Tout licenciement pour motif personnel doit être justifié par une cause réelle et sérieuse (article L.1232-1 du Code du travail). La cause est réelle lorsqu'elle repose sur des faits objectifs et vérifiables ; elle est sérieuse lorsque ces faits rendent le maintien du contrat impossible. Un licenciement fondé sur un motif inexistant, imprécis ou disproportionné peut être jugé sans cause réelle et sérieuse.

Lorsque le licenciement est reconnu injustifié, le conseil de prud'hommes peut condamner l'employeur à verser des indemnités au salarié, dont le montant tient compte de l'ancienneté et de l'effectif de l'entreprise. La procédure de licenciement elle-même (convocation, entretien préalable, notification motivée) doit également être respectée, sous peine de sanctions.

Attention
L'action portant sur la rupture du contrat de travail se prescrit par 12 mois à compter de la notification du licenciement (article L.1471-1 du Code du travail). Passé ce délai, la contestation devient irrecevable.

Comment réagir face à un harcèlement moral ?

En bref
Réunir des preuves, alerter en interne, puis saisir le conseil de prud'hommes. L'action en réparation se prescrit par 5 ans. L'employeur a une obligation de prévention.

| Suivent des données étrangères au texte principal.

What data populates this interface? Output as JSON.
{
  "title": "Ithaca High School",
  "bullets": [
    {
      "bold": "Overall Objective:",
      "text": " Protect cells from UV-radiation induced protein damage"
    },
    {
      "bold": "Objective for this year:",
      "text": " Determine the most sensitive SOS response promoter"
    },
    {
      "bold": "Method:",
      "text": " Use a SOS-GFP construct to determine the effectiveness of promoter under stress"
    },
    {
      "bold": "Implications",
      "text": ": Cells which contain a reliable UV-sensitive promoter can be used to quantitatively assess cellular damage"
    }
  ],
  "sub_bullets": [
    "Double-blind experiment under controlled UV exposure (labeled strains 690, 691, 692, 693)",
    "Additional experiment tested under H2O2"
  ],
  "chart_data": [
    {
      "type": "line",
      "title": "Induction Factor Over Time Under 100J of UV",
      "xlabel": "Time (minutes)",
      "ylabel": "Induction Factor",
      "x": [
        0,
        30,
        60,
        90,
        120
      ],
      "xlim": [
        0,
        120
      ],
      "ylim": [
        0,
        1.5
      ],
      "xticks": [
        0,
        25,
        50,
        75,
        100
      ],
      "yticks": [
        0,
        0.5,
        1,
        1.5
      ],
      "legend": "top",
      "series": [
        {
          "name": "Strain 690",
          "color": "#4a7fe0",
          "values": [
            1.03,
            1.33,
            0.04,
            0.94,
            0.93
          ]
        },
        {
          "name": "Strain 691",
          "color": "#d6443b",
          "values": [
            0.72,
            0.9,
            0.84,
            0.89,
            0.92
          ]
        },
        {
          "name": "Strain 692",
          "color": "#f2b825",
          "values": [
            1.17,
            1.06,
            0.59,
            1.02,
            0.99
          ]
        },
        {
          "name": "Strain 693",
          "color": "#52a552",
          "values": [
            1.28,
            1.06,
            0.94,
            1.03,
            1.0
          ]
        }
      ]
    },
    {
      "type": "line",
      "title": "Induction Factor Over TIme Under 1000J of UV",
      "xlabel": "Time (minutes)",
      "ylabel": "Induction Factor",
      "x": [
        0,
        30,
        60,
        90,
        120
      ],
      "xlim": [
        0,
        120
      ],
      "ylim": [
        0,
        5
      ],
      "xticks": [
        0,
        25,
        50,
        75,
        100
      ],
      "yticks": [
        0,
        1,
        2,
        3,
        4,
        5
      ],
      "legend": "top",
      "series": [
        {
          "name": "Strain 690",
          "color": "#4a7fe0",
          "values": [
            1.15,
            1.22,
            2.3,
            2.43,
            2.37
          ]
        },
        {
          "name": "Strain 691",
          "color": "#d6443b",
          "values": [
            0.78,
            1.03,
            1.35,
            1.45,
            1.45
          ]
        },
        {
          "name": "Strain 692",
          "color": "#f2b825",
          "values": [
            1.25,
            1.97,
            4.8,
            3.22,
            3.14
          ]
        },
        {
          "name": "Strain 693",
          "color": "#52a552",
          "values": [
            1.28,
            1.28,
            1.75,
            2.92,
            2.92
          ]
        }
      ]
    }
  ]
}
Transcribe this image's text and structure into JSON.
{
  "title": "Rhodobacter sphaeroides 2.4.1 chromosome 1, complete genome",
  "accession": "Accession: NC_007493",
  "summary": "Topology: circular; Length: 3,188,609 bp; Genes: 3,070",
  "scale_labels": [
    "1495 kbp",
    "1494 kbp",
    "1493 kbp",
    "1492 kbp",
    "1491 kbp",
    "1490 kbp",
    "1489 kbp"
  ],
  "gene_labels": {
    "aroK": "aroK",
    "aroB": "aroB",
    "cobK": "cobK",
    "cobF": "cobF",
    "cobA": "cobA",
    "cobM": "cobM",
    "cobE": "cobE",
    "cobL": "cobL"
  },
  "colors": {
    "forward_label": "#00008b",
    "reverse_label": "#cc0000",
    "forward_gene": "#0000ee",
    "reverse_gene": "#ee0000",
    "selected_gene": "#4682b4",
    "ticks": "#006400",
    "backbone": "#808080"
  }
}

Le harcèlement moral se définit par des agissements répétés ayant pour objet ou pour effet une dégradation des conditions de travail, susceptible de porter atteinte aux droits et à la dignité du salarié, d'altérer sa santé ou de compromettre son avenir professionnel (article L.1152-1 du Code du travail). L'employeur est par ailleurs tenu d'une obligation de sécurité : il doit prévenir ces situations et y mettre fin (article L.4121-1 du Code du travail).

Le salarié peut signaler les faits en interne (employeur, représentants du personnel, médecine du travail) et saisir le conseil de prud'hommes pour obtenir réparation. La constitution d'un dossier de preuves est déterminante : le salarié présente des éléments qui laissent supposer un harcèlement, et il revient ensuite à l'employeur de prouver que ses décisions sont justifiées par des éléments objectifs.

À réunir
Les preuves utiles en cas de harcèlement moral
  • Les courriels, messages et courriers révélant les agissements répétés.
  • Les témoignages écrits de collègues ou d'anciens salariés.
  • Les certificats et arrêts médicaux constatant l'atteinte à la santé.
  • Un récit daté et précis des faits, tenu au fil du temps.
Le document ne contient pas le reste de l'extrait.